The vapor pressure for chlorine dioxide is 0.204 atm at –22.75 oC and 0.638 atm at 0.00^oC.
Calculate:
a) ∆G_vap^o at the two temperatures.
b) The boiling point at pressure 1 atm.

The answers are a) ∆G vap (250K) = 3,28 kJ/mol, ∆G vap (273) = 0,991 kJ/mol
b) 283 K

Answer 1

a) The vapor pressure is related to Gibb's free energy as follows:

Gvapor=RTln(p/p0) J

Where T is temparature in Kelvin or absolute scale.

R=8.314 J /mol/K

p->vapor pressure at the mention temparature

p0->vapor pressure at standard temparature=0.987 atm.

Substituting values,

In first case,

Gvapor=R×250.25(K)ln(0.204/0.987)J/mol=3280.13Joules/mol=3.28013kJoules/mol

In second case,

Gvapor=R×273(K)ln(0.638/0.987)=990.31 Joules=0.99031kJ/mol.
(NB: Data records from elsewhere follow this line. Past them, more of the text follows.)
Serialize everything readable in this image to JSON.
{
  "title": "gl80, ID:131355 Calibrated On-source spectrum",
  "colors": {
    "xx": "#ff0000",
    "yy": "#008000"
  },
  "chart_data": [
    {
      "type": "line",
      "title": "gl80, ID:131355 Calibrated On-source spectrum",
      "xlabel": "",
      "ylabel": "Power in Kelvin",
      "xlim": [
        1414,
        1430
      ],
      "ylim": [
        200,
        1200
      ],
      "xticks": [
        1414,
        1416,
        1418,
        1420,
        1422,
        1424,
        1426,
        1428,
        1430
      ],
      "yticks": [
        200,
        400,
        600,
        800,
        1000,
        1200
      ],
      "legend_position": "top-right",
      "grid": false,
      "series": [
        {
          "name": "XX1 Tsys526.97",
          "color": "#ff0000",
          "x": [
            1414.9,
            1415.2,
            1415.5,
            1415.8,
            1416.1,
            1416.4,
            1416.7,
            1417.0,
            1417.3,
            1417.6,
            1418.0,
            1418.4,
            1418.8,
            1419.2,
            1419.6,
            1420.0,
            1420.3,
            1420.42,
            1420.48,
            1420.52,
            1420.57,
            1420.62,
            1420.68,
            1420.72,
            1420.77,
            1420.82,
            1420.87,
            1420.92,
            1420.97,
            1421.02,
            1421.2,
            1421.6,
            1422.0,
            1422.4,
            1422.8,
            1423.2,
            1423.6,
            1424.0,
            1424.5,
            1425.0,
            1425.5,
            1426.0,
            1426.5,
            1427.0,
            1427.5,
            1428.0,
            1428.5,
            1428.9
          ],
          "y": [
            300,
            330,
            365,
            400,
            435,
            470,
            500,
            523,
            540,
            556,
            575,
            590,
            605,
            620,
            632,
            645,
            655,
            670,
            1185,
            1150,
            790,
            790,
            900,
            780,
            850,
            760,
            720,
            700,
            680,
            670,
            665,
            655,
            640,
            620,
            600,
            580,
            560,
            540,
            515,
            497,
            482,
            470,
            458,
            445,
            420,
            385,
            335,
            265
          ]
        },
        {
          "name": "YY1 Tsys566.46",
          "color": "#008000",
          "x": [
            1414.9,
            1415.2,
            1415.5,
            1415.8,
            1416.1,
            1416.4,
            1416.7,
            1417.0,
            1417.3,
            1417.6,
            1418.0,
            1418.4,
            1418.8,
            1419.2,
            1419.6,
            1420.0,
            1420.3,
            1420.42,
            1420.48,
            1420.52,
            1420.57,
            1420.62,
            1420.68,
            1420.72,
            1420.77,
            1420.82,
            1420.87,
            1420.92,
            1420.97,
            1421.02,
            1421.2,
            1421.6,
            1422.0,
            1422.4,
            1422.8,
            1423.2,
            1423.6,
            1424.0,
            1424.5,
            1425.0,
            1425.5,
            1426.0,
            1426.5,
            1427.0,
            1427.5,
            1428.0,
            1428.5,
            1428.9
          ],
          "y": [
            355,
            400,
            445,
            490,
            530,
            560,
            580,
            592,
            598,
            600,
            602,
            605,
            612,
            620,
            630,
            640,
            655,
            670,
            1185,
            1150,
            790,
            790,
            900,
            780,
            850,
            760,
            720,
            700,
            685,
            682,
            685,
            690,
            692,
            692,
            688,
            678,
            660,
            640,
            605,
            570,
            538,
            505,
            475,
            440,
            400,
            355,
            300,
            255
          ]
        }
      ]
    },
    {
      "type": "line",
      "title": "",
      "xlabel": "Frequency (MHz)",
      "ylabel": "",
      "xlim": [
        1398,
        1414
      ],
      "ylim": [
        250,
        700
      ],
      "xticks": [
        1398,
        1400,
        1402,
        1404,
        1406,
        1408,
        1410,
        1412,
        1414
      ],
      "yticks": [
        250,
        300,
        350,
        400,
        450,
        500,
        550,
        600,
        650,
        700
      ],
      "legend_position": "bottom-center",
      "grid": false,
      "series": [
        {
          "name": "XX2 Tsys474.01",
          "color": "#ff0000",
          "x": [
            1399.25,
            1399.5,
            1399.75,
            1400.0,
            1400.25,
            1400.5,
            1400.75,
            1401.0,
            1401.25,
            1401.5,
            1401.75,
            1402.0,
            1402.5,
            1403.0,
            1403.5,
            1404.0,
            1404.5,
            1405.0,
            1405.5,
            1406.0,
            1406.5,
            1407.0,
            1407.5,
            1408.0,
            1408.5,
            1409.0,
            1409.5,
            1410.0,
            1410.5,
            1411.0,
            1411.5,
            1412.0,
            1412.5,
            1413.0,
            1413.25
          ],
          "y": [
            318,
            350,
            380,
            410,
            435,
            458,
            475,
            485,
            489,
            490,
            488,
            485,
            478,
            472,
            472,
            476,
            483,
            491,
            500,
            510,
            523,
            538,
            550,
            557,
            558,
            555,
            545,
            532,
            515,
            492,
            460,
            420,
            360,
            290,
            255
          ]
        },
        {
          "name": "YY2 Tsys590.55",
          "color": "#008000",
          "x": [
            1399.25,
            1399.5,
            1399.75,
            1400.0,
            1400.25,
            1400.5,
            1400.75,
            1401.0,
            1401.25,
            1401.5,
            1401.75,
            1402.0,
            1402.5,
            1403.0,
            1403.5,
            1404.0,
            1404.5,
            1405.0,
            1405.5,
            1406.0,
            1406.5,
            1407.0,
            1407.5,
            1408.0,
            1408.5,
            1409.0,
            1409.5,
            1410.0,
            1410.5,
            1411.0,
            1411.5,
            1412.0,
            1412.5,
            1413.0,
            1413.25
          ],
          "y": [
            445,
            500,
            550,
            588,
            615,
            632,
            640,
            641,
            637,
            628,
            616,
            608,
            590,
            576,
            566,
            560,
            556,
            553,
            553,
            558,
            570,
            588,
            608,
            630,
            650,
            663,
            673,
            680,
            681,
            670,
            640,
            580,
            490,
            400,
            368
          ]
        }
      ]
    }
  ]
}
b)Boiling point is the temparature at which vapor pressure of substancebecomes 1 atm.

According to the relaion:

ln(p2/p1)=H/R (1/T1-1/T2)

Whre, Enthalpy change is H

Putting values p1 at T1=25025K=0.204atm

and p2=0.638 atm at T2.=273K.

H=431.28Joules/mol.

Now, we take boiling point T =T2 and T1=273K and p2=1 atm.

to find the required boiling point.

Calculating T=283 K.approx.

Hence boiling point of ClO2 is 283 K.